Neuronal Population Measures Can Reveal Representations of Sensory or Cognitive Factors for Which Individual Neuronal Responses Are Heterogeneous
Many studies have found that the responses of single neurons in early visual cortex are context dependent (Friedman et al. 2003; Kinoshita and Komatsu 2001; MacEvoy et al. 1998; MacEvoy and Paradiso 2001; Roe et al. 2005; Rossi and Paradiso 1996, 1999; Rossi et al. 1996), but linking neuronal activity to lightness perception has proven difficult. Our approach differs from previous investigations in that we recorded from populations of neurons using a stimulus that was not optimized for the specific neurons under study. This experimental situation is more analogous to natural vision, where different aspects of a complex stimulus fall on the receptive fields of different neurons. With the use of these stimuli, our results demonstrate that neuronal responses to luminance and context are extremely heterogeneous (Fig. 4; see also Bushnell et al. 2011; Sani et al. 2013), even as early as the primary visual cortex. Furthermore, in response to these stimuli, many individual units were not very sensitive to luminance (e.g., many luminance indexes were close to 0; Fig. 4). Nonetheless, the best luminance decoders drew nontrivially on the responses of many units. These results suggest that lightness, and likely many other perceptual phenomena, may arise from the readout of activity across large neuronal populations. Understanding the nature of these population representations in sensory cortices and how they are readout by downstream areas will require recording from, and analyzing the responses of, neuronal populations as a whole in response to multiple dimensions of stimulus variation, likely coupled with behavioral measures (see also Shapley and Hawken 2011).

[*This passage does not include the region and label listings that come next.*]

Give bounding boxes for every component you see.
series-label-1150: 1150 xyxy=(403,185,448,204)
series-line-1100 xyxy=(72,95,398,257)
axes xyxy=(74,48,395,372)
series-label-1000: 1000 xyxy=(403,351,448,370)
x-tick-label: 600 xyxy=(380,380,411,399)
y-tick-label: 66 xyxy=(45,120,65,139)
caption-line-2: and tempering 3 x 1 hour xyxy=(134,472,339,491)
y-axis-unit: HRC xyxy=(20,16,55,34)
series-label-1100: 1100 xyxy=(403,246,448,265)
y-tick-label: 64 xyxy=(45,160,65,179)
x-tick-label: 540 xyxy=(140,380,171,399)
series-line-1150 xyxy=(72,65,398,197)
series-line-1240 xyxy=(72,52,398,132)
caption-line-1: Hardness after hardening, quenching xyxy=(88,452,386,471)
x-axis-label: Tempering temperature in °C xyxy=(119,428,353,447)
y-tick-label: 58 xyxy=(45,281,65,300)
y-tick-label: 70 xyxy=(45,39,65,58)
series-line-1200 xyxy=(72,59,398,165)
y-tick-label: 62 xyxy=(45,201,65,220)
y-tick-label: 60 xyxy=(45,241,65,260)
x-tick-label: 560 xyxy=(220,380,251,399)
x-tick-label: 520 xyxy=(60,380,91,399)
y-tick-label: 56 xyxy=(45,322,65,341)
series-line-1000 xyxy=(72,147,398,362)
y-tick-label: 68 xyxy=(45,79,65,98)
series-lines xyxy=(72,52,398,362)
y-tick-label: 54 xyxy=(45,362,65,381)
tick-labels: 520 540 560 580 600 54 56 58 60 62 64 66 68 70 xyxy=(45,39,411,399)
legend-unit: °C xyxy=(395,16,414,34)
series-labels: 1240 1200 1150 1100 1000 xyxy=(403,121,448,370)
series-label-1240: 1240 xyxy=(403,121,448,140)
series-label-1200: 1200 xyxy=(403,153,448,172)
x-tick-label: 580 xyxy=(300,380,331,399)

Together, our results suggest that information about luminance and context is encoded in large neuronal populations in V1 and V4 in a manner that could, but does not necessarily, account for the paint-shadow effect.
GRANTS
This work was supported by National Eye Institute (NEI) Grants 4R00-EY-020844-03 and R01-EY-022930 (to M. R. Cohen) and R01-E10016 (to D. H. Brainard), a training grant slot under National Institute of Neurological Disorders and Stroke Grant 5T32NS7391-14 (to D. A. Ruff), Whitehall Foundation Grant (to M. R. Cohen), a Klingenstein-Simons Fellowship (to M. R. Cohen), Simons Foundation Collaboration on the Global Brain Grants 709862 (to M. R. Cohen) and 324759 (to D. H. Brainard), a Sloan Research Fellowship (to M. R. Cohen), and a McKnight Scholar Award (to M. R. Cohen). This work was also supported by core grants from the NEI Grants P30-EY-008098 (to M. R. Cohen) and P30-EY-001583 (to D. H. Brainard).
DISCLOSURES
No conflicts of interest, financial or otherwise, are declared by the authors.
AUTHOR CONTRIBUTIONS
D.A.R., D.H.B., and M.R.C. conceived and designed research; D.A.R. and D.H.B. performed experiments; D.A.R., D.H.B., and M.R.C. analyzed data; D.A.R., D.H.B., and M.R.C. interpreted results of experiments; D.A.R., D.H.B., and M.R.C. prepared figures; D.A.R., D.H.B., and M.R.C. drafted manuscript; D.A.R., D.H.B., and M.R.C. edited and revised manuscript; D.A.R., D.H.B., and M.R.C. approved final version of manuscript.
ACKNOWLEDGMENTS
We thank Joshua Alberts for assistance with recordings, Karen McCracken for technical assistance, and Amy Ni for helpful comments on an earlier version of the manuscript.
Footnotes
The null value varies slightly from session to session, depending on how many stimuli of each disk luminance were presented in that session. The reported value of 0.24 is the mean over sessions where the decoded root mean squared error was better than 0.20.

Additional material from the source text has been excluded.